This thread is STILL going
My driving instructor's car was a 1994 Toyota Corona (Carina in the UK) which was three years old at the time, and while it may have had a hard life, it was unforgettable how:
- it failed to start (flooded itself)
- it overheated (fan didn't work)
- it overheated again (thermostat/water pump/who knows)
- the speedometer stopped working
- a gearchange cable fell off
- the brakes slowly locked themselves on - very embarrassing, but very funny when the instructor couldn't move it either
...the fifth week, we took my 1974 FIAT 128 Coupe instead and it performed flawlessly.
I think the real test of reliability is whether you actually get from A to B. Any other faults are just incidental and have to be allowed-for when you consider the age/price of the vehicle.

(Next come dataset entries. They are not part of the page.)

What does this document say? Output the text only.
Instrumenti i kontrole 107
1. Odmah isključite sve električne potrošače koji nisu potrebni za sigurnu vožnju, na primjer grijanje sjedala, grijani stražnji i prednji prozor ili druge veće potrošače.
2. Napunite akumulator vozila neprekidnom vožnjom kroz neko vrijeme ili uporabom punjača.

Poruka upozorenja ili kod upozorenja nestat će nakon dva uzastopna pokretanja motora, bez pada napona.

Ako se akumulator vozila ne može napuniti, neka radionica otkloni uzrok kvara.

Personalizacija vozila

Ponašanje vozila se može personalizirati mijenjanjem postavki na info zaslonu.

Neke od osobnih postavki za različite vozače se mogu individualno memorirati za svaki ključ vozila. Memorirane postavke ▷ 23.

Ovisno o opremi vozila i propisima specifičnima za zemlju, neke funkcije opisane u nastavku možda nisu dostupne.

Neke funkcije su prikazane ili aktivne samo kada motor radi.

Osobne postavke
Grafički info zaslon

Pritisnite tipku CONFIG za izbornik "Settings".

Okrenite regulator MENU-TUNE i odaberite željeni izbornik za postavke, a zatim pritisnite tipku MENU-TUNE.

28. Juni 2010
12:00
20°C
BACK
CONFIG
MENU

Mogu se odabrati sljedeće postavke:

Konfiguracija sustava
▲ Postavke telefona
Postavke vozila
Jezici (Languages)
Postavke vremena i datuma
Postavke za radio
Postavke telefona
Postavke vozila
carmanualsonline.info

This doesn't excuse the faults experienced by Grande Punto or Stilo owners, but in my mind it makes Toyota totally unacceptable, since it failed the A-to-B criteria four times!

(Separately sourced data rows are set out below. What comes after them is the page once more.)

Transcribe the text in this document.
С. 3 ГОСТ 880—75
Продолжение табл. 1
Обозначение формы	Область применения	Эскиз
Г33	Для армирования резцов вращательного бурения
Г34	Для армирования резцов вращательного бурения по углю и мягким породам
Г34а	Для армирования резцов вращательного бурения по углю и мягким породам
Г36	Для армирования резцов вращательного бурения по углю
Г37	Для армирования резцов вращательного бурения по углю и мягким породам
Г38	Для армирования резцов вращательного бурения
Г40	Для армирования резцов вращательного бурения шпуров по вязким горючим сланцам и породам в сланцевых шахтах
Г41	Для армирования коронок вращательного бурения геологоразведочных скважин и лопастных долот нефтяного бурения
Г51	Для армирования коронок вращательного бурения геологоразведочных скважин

I have owned one Japanese car (15 Italian cars), and it was a Toyota - silly me - a 1990 Celica - which broke a driveshaft. The ABS stopped working and the engine suddenly leaked out most of its oil through a blown main seal (but those didn't stop me getting from A to B: the driveshaft did). I didn't own the Celica for very long (a couple of months), but also had to replace an electric window and an electric mirror. Who says Italian electrics are bad...
I may be the only person in the world to have been let down in so many ways by Japanese cars, while clocking up thousands of trouble-free kilometres in Alfa Romeo 164s. I just don't touch Japanese cars any more.